The esophagus is a muscular organ and a part of the gastrointestinal tract. It is in charge of the transfer of food, fluids and saliva from the pharynx to the stomach. In adults the esophagus is approximately 10 inches long. It is located in the posterior mediastinum, between the trachea and the spine. This inner surface of the esophagus contains a lot of glands that keep the inside of the organ moist and assist in the process of swallowing. During the act of swallowing the food passes from the mouth, reaches the pharynx and enters the esophagus and is then transferred into the stomach via peristalsis.
What Is Function of the Esophagus?
The organ comprises of three parts - cervical, thoracic and abdominal part. They all contract in a specific manner during the process of swallowing.
The organ represents a vital part of the gastrointestinal tract and is essential for proper transport of food, fluids and saliva from the oral cavity into the stomach. The esophagus can perform its role thanks to a layer of muscles that make the wall of the organ. Adequate contraction of the esophageal muscles allows the food to pass down the organ and into the stomach. Once the food from the mouth reaches the esophagus its muscles start to contract and push the food to the lower parts of the gastrointestinal tract. Once the process begins the upper sphincter muscle closes and prevents regurgitation of the food into the mouth. And finally, once the food enters the stomach the lower sphincter muscle of the esophagus closes and does not allow food to return back from the stomach.

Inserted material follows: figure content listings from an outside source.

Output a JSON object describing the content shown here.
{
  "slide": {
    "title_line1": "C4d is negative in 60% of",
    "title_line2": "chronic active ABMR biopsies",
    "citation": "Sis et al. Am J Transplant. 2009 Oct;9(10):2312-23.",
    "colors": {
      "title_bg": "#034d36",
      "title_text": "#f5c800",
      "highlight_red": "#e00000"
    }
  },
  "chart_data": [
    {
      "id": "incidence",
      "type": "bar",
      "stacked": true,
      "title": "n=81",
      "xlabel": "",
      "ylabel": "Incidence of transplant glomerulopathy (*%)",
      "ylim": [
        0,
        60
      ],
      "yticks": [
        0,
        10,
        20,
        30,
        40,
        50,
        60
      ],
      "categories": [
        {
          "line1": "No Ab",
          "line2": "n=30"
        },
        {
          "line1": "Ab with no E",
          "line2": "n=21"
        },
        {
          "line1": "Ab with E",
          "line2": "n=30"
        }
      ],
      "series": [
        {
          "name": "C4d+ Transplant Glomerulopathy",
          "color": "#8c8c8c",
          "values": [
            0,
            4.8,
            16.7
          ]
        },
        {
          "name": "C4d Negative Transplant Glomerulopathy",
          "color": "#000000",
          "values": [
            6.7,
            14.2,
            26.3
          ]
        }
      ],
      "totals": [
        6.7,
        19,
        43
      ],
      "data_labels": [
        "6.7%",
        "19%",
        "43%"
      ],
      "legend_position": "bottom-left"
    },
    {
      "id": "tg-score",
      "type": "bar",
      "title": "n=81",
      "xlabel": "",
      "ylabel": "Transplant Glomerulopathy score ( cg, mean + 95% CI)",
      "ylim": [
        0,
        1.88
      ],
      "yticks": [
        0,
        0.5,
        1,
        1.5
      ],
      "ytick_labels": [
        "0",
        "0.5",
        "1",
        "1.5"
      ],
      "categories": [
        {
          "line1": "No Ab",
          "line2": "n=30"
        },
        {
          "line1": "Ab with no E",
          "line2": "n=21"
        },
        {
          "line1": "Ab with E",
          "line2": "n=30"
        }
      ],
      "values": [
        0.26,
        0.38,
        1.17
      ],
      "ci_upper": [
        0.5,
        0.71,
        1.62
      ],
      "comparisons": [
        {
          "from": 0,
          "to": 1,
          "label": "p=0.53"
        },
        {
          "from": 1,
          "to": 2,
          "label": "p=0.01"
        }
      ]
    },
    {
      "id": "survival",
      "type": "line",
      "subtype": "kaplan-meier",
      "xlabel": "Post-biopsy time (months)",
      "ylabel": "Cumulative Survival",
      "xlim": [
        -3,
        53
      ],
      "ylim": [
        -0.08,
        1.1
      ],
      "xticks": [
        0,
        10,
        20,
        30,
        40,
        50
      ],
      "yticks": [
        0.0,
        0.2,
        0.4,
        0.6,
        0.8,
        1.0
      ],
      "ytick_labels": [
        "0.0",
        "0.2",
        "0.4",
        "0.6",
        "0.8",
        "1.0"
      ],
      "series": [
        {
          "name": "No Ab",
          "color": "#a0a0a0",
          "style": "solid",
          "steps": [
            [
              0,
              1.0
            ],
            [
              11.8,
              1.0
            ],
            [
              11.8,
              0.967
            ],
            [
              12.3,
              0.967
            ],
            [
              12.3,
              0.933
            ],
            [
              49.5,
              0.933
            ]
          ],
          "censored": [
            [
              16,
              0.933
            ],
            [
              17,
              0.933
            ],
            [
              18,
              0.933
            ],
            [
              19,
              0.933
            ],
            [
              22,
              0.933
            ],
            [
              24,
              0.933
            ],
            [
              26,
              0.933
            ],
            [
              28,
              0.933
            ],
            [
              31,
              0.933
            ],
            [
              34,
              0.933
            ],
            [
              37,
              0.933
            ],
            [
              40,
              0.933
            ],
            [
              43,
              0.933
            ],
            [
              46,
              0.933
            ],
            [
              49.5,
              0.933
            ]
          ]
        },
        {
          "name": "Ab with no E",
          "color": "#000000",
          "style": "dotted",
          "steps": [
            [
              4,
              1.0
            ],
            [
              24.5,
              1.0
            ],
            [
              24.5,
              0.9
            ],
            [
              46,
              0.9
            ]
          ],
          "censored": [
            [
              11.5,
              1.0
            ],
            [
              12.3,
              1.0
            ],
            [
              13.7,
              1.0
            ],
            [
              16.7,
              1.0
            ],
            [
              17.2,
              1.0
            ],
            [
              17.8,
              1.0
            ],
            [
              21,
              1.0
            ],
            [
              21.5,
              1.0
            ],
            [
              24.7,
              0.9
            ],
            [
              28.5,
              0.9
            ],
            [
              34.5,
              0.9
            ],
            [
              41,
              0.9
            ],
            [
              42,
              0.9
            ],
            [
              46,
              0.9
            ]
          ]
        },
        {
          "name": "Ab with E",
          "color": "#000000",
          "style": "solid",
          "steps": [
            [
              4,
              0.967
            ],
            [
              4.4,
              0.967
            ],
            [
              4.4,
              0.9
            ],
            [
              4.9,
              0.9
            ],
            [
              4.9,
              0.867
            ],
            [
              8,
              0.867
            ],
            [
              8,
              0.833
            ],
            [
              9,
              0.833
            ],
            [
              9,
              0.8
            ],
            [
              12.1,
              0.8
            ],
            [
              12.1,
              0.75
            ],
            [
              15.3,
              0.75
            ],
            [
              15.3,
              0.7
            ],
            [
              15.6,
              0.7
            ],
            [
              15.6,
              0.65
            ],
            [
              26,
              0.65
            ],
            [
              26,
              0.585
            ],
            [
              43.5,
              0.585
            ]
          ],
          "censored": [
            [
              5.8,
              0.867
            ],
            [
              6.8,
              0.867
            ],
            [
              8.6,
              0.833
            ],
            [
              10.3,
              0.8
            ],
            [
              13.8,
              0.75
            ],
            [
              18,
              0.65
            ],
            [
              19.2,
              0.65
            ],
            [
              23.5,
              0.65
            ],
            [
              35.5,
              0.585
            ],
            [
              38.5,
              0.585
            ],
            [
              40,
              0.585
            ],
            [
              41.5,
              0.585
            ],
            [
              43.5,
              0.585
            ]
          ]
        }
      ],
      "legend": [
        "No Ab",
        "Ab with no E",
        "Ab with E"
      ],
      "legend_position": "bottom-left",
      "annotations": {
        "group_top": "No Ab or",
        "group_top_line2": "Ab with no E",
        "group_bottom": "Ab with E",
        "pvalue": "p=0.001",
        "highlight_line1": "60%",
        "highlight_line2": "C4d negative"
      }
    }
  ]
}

Abnormalities of Esophageal Function
If there are no structural or functional abnormalities the esophagus performs its role quite efficiently. However, in some cases the organ can be damaged and the process of swallowing may become difficult. The damage to the organ is seen in people who consume plenty of alcohol or eat spicy food or drink carbonated drinks on regular bases. Furthermore, the inner surface of the organ is affected in some medical conditions such as gastroesophageal reflux disease when the damage occurs due to regurgitation of the stomach acid. Achalasia is an esophageal motility disorder that leads to serious difficulties with swallowing. Esophageal diverticulitis affects different parts of the esophagus. There are three types of diverticula - Zenker's diverticulum, traction diverticulum and ephiphrenic diverticulum. All of them may cause problems during the act of swallowing. And finally, improper function of the esophagus always occurs in case of advanced esophageal cancer.